Que veut dire cela ? Troublé-je l’ordre de la Providence, lorsque je change les modifications de la matière, et que je rends carrée une boule que les premières lois du mouvement, c’est-à-dire les lois de la création et de la conservation, avoient faite ronde ? Non, sans doute : je ne fais qu’user du droit qui m’a été donné ; et, en ce sens, je puis troubler à ma fantaisie toute la nature, sans que l’on puisse dire que je m’oppose à la providence.

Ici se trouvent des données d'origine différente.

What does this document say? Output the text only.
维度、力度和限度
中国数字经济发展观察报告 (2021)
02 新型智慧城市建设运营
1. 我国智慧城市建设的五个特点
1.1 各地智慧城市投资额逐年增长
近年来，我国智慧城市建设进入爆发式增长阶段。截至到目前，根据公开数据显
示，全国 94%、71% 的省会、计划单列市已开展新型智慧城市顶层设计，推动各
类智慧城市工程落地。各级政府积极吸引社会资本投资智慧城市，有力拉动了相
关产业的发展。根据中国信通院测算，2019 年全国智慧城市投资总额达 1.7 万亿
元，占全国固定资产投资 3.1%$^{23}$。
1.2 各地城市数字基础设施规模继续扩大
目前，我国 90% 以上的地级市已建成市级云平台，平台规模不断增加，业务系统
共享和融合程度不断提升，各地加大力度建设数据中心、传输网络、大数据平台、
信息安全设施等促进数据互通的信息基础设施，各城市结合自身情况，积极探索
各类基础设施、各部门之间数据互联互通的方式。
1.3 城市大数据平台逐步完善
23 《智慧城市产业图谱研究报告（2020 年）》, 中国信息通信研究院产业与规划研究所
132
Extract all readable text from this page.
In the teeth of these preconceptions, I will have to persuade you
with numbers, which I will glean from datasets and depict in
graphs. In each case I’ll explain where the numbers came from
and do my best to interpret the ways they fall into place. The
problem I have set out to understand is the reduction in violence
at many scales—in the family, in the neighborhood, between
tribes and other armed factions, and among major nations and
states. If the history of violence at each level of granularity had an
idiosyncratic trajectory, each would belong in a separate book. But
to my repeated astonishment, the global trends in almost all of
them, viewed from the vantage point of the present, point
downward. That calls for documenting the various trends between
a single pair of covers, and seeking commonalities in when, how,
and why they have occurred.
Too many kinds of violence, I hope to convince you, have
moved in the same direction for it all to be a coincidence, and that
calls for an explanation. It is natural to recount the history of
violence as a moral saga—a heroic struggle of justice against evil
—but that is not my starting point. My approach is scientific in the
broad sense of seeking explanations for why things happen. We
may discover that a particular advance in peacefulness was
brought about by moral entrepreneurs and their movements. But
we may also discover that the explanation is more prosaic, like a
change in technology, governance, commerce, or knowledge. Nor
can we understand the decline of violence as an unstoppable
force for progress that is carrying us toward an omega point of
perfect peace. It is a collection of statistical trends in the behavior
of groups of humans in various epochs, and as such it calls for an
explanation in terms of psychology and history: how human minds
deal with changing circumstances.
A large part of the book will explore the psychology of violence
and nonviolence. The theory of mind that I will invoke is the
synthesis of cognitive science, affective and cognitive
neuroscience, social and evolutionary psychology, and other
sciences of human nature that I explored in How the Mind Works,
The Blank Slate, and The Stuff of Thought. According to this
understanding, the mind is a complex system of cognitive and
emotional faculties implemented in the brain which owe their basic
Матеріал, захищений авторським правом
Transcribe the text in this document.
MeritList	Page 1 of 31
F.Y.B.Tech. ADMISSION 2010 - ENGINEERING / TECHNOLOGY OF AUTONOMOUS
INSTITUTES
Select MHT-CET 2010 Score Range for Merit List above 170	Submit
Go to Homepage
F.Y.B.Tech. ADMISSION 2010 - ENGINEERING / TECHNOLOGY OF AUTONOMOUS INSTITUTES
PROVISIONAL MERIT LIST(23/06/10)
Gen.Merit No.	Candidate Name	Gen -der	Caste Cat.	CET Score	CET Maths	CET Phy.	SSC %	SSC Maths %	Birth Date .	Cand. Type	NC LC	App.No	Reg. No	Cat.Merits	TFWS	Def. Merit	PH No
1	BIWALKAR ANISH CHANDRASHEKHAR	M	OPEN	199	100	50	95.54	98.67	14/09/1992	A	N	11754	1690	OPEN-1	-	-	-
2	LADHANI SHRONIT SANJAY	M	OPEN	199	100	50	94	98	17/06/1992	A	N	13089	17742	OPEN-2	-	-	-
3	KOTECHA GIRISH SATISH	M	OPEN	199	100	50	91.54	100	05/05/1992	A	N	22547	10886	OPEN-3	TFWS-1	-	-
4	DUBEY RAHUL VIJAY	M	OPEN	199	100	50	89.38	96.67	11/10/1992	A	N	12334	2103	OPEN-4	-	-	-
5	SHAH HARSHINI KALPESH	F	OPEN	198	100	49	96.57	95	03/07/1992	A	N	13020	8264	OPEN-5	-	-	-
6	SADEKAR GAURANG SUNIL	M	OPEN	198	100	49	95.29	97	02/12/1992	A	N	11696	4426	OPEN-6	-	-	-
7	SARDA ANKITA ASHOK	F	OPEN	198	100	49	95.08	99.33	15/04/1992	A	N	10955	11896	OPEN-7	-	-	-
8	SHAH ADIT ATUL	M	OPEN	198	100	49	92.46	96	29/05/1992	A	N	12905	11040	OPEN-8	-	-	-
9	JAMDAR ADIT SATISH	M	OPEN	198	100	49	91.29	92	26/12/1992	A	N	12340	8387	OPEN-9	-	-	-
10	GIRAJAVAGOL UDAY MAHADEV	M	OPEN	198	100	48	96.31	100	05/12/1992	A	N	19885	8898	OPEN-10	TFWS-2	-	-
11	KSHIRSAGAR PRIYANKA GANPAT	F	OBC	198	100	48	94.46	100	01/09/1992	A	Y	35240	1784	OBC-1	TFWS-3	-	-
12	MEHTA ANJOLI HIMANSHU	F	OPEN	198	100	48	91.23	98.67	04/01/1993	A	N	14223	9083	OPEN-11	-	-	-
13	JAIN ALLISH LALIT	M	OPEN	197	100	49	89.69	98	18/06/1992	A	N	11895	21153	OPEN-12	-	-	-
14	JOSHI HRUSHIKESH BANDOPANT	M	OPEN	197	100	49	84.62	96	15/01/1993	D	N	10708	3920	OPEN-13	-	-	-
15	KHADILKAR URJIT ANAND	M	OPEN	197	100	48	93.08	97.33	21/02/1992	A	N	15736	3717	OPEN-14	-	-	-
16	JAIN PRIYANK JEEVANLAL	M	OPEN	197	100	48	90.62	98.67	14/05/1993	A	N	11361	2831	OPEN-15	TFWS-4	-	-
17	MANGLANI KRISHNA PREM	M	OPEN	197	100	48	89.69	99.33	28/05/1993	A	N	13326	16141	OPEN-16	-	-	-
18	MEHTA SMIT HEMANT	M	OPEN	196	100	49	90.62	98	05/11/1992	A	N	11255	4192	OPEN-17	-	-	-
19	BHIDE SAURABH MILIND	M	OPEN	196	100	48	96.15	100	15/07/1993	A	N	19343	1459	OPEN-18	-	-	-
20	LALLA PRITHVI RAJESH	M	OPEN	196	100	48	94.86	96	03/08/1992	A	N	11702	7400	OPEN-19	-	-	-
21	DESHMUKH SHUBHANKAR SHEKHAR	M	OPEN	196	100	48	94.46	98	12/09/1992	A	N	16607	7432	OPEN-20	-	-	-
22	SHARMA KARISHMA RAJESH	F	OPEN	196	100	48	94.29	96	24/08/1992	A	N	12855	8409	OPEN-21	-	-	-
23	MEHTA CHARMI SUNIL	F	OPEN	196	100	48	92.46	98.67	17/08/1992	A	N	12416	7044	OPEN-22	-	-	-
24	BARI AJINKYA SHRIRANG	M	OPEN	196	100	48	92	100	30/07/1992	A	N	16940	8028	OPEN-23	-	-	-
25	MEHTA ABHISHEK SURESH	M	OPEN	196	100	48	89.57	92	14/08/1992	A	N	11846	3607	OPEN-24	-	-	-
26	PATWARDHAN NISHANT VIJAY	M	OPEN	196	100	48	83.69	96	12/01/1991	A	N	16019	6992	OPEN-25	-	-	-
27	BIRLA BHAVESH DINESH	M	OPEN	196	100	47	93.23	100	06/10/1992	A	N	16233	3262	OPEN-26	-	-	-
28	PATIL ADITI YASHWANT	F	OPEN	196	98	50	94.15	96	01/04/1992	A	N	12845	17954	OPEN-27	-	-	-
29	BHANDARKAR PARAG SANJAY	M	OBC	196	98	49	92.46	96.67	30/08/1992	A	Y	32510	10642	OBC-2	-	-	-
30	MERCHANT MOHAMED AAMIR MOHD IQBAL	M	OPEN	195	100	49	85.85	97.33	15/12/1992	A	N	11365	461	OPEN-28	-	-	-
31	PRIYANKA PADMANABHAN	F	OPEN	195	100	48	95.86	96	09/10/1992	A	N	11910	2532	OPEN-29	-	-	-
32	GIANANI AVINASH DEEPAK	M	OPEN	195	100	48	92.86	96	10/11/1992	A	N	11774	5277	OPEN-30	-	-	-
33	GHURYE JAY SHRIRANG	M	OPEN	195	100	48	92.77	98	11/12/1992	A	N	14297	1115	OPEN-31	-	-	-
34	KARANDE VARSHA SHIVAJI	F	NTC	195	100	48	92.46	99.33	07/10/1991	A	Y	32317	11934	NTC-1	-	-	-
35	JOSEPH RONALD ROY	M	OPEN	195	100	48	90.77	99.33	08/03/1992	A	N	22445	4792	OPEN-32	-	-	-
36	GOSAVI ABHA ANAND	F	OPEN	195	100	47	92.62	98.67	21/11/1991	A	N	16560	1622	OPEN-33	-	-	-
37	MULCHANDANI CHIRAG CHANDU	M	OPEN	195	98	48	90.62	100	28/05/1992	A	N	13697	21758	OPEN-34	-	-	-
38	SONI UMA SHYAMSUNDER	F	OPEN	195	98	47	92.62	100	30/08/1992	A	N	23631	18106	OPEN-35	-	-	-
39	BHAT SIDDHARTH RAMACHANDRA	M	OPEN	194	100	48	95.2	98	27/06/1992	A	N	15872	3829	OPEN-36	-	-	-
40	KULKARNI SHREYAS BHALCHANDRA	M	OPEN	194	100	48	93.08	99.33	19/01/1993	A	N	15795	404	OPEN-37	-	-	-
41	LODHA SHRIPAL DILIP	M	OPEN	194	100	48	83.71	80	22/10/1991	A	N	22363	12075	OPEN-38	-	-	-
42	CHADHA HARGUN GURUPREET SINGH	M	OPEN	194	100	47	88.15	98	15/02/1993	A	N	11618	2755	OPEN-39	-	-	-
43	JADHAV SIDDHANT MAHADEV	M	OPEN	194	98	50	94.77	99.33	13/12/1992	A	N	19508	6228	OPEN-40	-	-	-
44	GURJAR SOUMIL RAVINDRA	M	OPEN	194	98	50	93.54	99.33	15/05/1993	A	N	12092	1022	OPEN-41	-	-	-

Lorsque mon âme sera séparée de mon corps, y aura-t-il moins d’ordre et moins d’arrangement dans l’univers ? Croyez-vous que cette nouvelle combinaison soit moins parfaite et moins dépendante des lois générales ? que le monde y ait perdu quelque chose ? et que les ouvrages de Dieu soient moins grands, ou plutôt moins immenses ?

Pensez-vous que mon corps, devenu un épi de blé, un ver, un gazon, soit changé en un ouvrage de la nature moins digne d’elle, et que mon âme, dégagée de tout ce qu’elle avoit de terrestre, soit devenue moins sublime ?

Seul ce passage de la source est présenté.